Standing proudly at 2,962 m, the Zugspitze towers over both Germany and Austria.

A cross of some form or another has marked the summit since 1851

There are several options for getting to the top. You could make it to the summit by walking, but that would require both amazing fortitude and some serious gear in the fall. So we chose the most breathtaking (and breathtakingly expensive) mode of transportation: the modern cable car known as the Seilbahn Zugspitze:

Completed in 2017, this marvel of engineering holds all sorts of records, the most notable is of which is that it boasts the longest free-hanging cable car span (3,213 meters). The cable runs from one building by the Eibsee to a second building at the top of the mountain with only a single support tower in the middle holding up the whole operation. At 127 meters, this is the world’s tallest lattice steel aerial tramway tower (more fun facts: the tower was built using 9,500 screws, and it weighs 420 tons). The cable car itself easily holds dozens of people, and the views are stupendous.

The trip to the top takes a dazzling ten minutes — it feels the cable car basically goes straight up the mountainside .

If you don’t like hanging from great heights, the obvious alternative is to take the ages-old train up, up, up the mountain.
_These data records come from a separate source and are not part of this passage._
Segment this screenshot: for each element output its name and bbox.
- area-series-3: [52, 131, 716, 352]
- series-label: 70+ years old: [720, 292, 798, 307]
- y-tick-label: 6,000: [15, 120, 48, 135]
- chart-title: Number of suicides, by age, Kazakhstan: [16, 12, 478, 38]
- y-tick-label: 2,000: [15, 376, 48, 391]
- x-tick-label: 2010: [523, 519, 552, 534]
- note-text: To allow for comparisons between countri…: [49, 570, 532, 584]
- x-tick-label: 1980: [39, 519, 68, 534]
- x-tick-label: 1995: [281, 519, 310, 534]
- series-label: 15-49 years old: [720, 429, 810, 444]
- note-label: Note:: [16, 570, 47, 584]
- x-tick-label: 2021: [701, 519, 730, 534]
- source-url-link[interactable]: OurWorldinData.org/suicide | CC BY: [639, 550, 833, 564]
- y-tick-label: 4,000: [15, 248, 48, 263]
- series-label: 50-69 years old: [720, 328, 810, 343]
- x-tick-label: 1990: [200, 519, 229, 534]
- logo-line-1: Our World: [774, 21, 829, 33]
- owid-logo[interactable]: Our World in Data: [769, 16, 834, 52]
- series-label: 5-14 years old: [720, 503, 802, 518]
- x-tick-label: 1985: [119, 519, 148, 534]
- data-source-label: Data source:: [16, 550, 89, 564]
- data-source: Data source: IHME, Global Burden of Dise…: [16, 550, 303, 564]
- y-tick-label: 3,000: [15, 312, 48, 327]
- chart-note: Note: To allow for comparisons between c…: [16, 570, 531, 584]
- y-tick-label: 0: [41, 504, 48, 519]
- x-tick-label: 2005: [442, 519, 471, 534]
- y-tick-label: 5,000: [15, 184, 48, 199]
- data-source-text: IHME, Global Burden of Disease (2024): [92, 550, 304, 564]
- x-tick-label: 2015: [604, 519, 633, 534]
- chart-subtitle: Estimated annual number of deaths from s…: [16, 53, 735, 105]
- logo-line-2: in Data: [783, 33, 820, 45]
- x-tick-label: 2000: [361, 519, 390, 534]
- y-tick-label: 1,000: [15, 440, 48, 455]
The upsides to the train are that you’re closer to the ground, it’s much cheaper, and you have more starting destination choices (you can hop on right in the town of Garmisch-Partenkirchen rather than fighting the parking lots at the Eibsee). The downsides are that it’s significantly slower, you’re in a tunnel for most of ride, and you still have to take a much shorter, older gondola if you want to get all the way to the tippy top.

And you do want to get to the top!

You can see out over four countries here, from the snowy Alps of Italy and Switzerland (in the distance above) to the green valleys of Germany and Austria:

Visiting the Zugspitze is a year-round adventure. It’s long been known as a skiing mecca — you can see the slopes immediately below …

… but you don’t need to be outdoorsy to enjoy the summit. They’ve outfitted the top with a restaurant, a rooftop observation terrace, a museum. And even in the mountain chill, there are plenty of people out drinking beer and glühwein.

What else can you do at the summit? Well, you can walk through a tunnel from Germany to Austria (no need for a passport) …

… visit this strange mountain goat statue …

… and then go back to Germany again …

… you can play in the snow (yes, this is the world’s smallest and iciest snowman) …

… and in our case, you can watch a helicopter carry construction equipment up for building improvements:

But mostly, this is all about the views!

If you take the smaller gondola down to the ski area (which I would recommend whether you’re a skier or not), more great views await.

There are more snack and outdoor seating options at this level, and it’s a great place to set out for a walk if the weather (and snow or ice on the ground) allows. Or you can just kick back and take in the scenery before you head back down.

Side note: if you take the modern cable car up the mountain, don’t lose your ticket! You’ll need it for the return trip; it’s also good for the other transportation options off of the mountain.